Photo courtesy of Wikimedia Commons

Before taking your bike out for a spin, especially if you haven't gone out in a while, it's a good idea to clean it up, service it, and make sure you're safe. It also doesn't hurt to have a shiny bike that doesn't squeak when you go out on a ride with your friends. And you can do all this in the privacy of your own home.

What you will need

1. Lubricant for your chains

2. Dish soap or de-greasing solution

3. Toothpaste

4. Rags

5. Small brush (toothbrush also works)

6. Large brush (toilet scrubber works as well)

7. A bucket or large container

8. Supply of water (garden hose)

Optional item

1. An iPod or some music to keep you entertained

The process (a basic clean-up)

1. If your bike is making weird noises, your problem is most likely rooted in your chain and gears. An easy solution to this somewhat embarassing problem is to clean it up and relubricate it.

2. Fill your bucket with some warm water, and create a soapy solution. Take your large brush and scrub away at your gears. Don't be afraid to be too liberal with your dish soap. It can take a lot to take the grease off your bike.

3. Remember, you have two sets of gears. One in the back (on the back wheel), and one in the front (by your pedals). Keep scrubbing until you get a majority of the gunk off the gears. You can shift gears to clean up the gears where the chain is blocking access. Feel free to empty out your bucket and re-fill it whenever you need to.

4. Once your gears are all soapy, take the large brush and apply some soapy solution to the chain. Cleaning the chain can be frustrating and tiring, but it's the most important part of maintaining your bike. Using your small brush, and applying lots of dish soap, scrub out all the grime in between the links.

5. If you feel that your chains are clean enough, move on back to your gears. Take a rag (preferably a thin one) and soak it in the soapy solution. Now work your way through each individual gear and clean out the gunk in between the gears. Remember to do both the front and the back.

6. Taking a bucket of warm water or a hose, rinse out all the soap and gunk you've cleaned out.

7. Repeat steps 2 to 6 as many times necessary to get to a level of cleanliness satisfactory to you. But if you can see large chunks of gunk left in the chain and gears, you probably have not done enough work.

8. If you want to polish your chain and gears, take some toothpaste and apply it liberally over all the surfaces with the small brush. Let it sit for several minutes before re-lathering the surfaces with the wet brush. Then, let it sit again for a couple minutes before rinsing out the toothpaste either with a bucket of warm water or with a hose.

9. If you want the other parts of your bike to shine as well, in a similar process, take the large brush to clean up and brush off any dirt and grime. Then, apply toothpaste on the surfaces you want to make shine (wheel rims, the frame, etc.).
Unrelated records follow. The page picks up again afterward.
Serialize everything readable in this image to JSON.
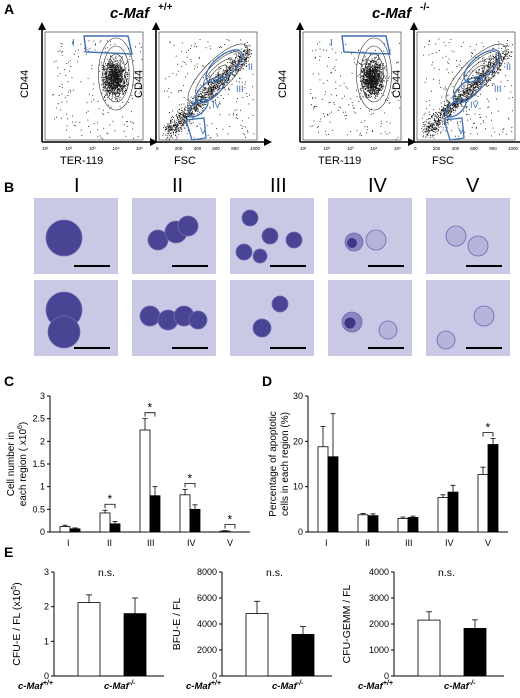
{
  "panel_labels": {
    "a": "A",
    "b": "B",
    "c": "C",
    "d": "D",
    "e": "E"
  },
  "genotypes": {
    "wt": "c-Maf",
    "wt_sup": "+/+",
    "ko": "c-Maf",
    "ko_sup": "-/-"
  },
  "flow": {
    "cd44": "CD44",
    "ter119": "TER-119",
    "fsc": "FSC",
    "ter_ticks": [
      "10¹",
      "10²",
      "10³",
      "10⁴",
      "10⁵"
    ],
    "fsc_ticks": [
      "0",
      "200",
      "400",
      "600",
      "800",
      "1000"
    ],
    "gate_region": "I",
    "fsc_regions": [
      "II",
      "III",
      "IV",
      "V"
    ]
  },
  "morphology": {
    "columns": [
      "I",
      "II",
      "III",
      "IV",
      "V"
    ]
  },
  "chart_data": [
    {
      "type": "bar",
      "panel": "C",
      "ylabel_line1": "Cell number in",
      "ylabel_line2": "each region ( x10",
      "ylabel_exp": "6",
      "ylabel_tail": ")",
      "categories": [
        "I",
        "II",
        "III",
        "IV",
        "V"
      ],
      "series": [
        {
          "values": [
            0.12,
            0.42,
            2.25,
            0.82,
            0.02
          ],
          "errors": [
            0.03,
            0.06,
            0.25,
            0.12,
            0.01
          ]
        },
        {
          "values": [
            0.07,
            0.18,
            0.8,
            0.5,
            0.0
          ],
          "errors": [
            0.02,
            0.05,
            0.2,
            0.1,
            0.0
          ]
        }
      ],
      "ylim": [
        0,
        3
      ],
      "yticks": [
        "0",
        "0.5",
        "1",
        "1.5",
        "2",
        "2.5",
        "3"
      ],
      "significance": [
        "",
        "*",
        "*",
        "*",
        "*"
      ]
    },
    {
      "type": "bar",
      "panel": "D",
      "ylabel_line1": "Percentage of apoptotic",
      "ylabel_line2": "cells in each region (%)",
      "categories": [
        "I",
        "II",
        "III",
        "IV",
        "V"
      ],
      "series": [
        {
          "values": [
            18.8,
            3.8,
            3.0,
            7.6,
            12.7
          ],
          "errors": [
            4.5,
            0.3,
            0.3,
            0.6,
            1.6
          ]
        },
        {
          "values": [
            16.6,
            3.6,
            3.2,
            8.8,
            19.3
          ],
          "errors": [
            9.5,
            0.4,
            0.3,
            1.5,
            1.3
          ]
        }
      ],
      "ylim": [
        0,
        30
      ],
      "yticks": [
        "0",
        "10",
        "20",
        "30"
      ],
      "significance": [
        "",
        "",
        "",
        "",
        "*"
      ]
    },
    {
      "type": "bar",
      "panel": "E1",
      "ylabel": "CFU-E / FL (x10",
      "ylabel_exp": "5",
      "ylabel_tail": ")",
      "values": [
        2.12,
        1.8
      ],
      "errors": [
        0.22,
        0.45
      ],
      "ylim": [
        0,
        3
      ],
      "yticks": [
        "0",
        "1",
        "2",
        "3"
      ],
      "annotation": "n.s."
    },
    {
      "type": "bar",
      "panel": "E2",
      "ylabel": "BFU-E / FL",
      "values": [
        4800,
        3200
      ],
      "errors": [
        950,
        600
      ],
      "ylim": [
        0,
        8000
      ],
      "yticks": [
        "0",
        "2000",
        "4000",
        "6000",
        "8000"
      ],
      "annotation": "n.s."
    },
    {
      "type": "bar",
      "panel": "E3",
      "ylabel": "CFU-GEMM / FL",
      "values": [
        2150,
        1830
      ],
      "errors": [
        320,
        330
      ],
      "ylim": [
        0,
        4000
      ],
      "yticks": [
        "0",
        "1000",
        "2000",
        "3000",
        "4000"
      ],
      "annotation": "n.s."
    }
  ],
  "colors": {
    "wt_fill": "#ffffff",
    "ko_fill": "#000000",
    "gate": "#3b6fb6",
    "cell_bg": "#c9c9e6",
    "cell_stain": "#4a4494"
  }
}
10. Air dry your bike once you've finished cleaning it up.

11. Take your lubricant and apply it on your chains. Make sure you shift around the gears to make sure you get enough lubricant. But it's always easy to get too much lubricant on, so after applying, let the lubricant sit for a while. Then, wipe off the excess using a clean rag. Your best test to know whether or not you have enough lubricant on is to listen.

12. Similarly, lubricate all the other parts of the bike that you've cleaned up (i.e. brake cables, wheel sprockets, and so on). This will get rid of any weird noises, and ensure people on the road don't give you funny looks.